Gerhard Merz

„Rot Blau Gelb“

„Rot Blau Gelb“ ist nach dem Entwurf von Gerhard Merz monochrom auf die Außenflächen der großen architektonische Körper aufgebracht, die im KonzernForum zwei Kinos und die AbholerWelt aufnehmen. Auf insgesamt 4.000 Quadratmetern Wandfläche repräsentieren die Reinheit der Farben und die Hochglanzausführung des Stukkolustro, einer aufwändigen Stucktechnik, den Qualitätsanspruch des Konzerns. Sozusagen „fugenlos“, wirken die Körper so perfekt lackiert wie ein Auto.

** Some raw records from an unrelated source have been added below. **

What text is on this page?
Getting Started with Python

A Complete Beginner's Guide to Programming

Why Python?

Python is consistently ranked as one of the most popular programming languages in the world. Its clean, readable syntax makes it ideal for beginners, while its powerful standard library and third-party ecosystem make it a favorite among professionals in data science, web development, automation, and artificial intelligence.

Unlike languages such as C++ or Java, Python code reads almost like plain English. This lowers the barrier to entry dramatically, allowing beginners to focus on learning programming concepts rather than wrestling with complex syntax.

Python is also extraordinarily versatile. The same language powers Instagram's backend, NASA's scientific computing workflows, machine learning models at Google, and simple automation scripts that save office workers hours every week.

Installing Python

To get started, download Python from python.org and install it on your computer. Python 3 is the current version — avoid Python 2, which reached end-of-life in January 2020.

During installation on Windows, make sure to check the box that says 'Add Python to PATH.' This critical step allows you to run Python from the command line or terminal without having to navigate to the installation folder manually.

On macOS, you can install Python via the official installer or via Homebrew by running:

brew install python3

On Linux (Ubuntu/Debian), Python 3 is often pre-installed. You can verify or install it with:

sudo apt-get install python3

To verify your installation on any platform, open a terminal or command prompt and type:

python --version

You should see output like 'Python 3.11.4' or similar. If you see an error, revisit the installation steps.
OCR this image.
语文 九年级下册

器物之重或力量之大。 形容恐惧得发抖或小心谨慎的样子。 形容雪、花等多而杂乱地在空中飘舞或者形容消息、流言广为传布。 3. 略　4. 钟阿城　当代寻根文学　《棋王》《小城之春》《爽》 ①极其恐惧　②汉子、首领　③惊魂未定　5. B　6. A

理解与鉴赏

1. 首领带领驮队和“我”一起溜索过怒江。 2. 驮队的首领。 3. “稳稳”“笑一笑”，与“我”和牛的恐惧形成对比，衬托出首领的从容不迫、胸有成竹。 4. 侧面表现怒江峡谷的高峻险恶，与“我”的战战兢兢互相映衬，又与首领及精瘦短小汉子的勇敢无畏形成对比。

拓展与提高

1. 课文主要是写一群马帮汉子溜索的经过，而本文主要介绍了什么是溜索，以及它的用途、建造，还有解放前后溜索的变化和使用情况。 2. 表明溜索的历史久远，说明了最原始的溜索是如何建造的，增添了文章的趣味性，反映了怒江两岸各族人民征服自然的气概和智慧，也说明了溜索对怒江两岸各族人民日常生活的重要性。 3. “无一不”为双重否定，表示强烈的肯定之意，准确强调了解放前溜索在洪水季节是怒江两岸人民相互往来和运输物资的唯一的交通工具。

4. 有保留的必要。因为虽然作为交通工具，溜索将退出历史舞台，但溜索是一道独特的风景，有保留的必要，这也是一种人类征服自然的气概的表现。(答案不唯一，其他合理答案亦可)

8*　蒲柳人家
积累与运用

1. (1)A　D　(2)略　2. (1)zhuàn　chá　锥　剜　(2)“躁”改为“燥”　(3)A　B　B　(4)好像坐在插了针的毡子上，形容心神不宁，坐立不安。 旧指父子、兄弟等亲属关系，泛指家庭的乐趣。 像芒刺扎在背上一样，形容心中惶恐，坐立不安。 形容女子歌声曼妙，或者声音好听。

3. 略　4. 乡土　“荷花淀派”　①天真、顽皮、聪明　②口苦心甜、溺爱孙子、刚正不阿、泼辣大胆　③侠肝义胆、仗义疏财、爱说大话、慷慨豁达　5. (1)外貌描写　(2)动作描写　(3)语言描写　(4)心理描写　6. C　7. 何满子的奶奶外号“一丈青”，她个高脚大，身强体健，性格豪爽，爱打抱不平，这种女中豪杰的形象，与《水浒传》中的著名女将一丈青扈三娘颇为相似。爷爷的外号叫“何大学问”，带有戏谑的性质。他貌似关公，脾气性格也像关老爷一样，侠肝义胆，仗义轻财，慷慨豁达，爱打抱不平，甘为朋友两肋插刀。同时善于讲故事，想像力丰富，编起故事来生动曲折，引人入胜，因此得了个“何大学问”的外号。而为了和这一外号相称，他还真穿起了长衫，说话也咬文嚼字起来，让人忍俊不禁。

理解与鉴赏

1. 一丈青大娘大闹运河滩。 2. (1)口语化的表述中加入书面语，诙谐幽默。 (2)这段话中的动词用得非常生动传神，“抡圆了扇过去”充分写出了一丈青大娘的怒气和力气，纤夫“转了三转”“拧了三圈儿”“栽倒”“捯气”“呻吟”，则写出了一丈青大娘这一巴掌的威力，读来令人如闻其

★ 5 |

Visuelle Bindeglieder zwischen Kunst und Architektur

Die großen Volumenkörper von Gerhard Merz – Rot Blau Gelb – sind visuelle Bindeglieder zwischen Kunst und Architektur. Die Ausstrahlung der Farbkräfte reicht über das KonzernForum hinaus, wo die drei unterschiedlich großen Objekte ihren Ort haben, bis in die Park- und Lagunenlandschaft der Autostadt. Bei der Ausführung seiner Ideen und des Stukkolustros steht Gerhard Merz seit langem Ferruccio Festini als Verbündeter zur Seite, dessen Ideal gleichfalls makellose Schönheit ist. Der Stuckateurmeister aus Norditalien blickt mit Stolz auf eine Familientradition zurück, in der er sein hoch spezialisiertes Handwerk in der fünften Generation ausübt.

Das Material

Das weiße, sehr reine Alabastermehl, das aus Volterra (Toskana) kommt, ist auch der Grundstoff für die Beschichtung der drei Objekte „Rot Blau Gelb“ im KonzernForum der Autostadt. Für die Oberfläche des gelben Körpers in der zentralen Piazza importierte Festini 600 Kilogramm Kadmiumgelb als reines Pigment aus England. Für den roten Korpus hatte sich der Künstler einen neutralen, kalten Farbton gewünscht – nicht violett, nicht blau, nicht orange. Festini fand das richtige Pigment für die große Fläche in Asien: Kadmiumrot. In Amerika orderte er reines Kobaltblaufür den blauen Korpus. Bienenwachs, das nach dem Trocknen mit Glätteisen weggeschliffen wurde, verlieh dem Alabasterglanzstück von „Rot Blau Gelb“ am Ende die Brillanz, die die Blicke heute auf sich lenkt. Die verwendeten Naturprodukte haben eine Lebensdauer von Jahrhunderten – sie atmen und sind nicht brennbar.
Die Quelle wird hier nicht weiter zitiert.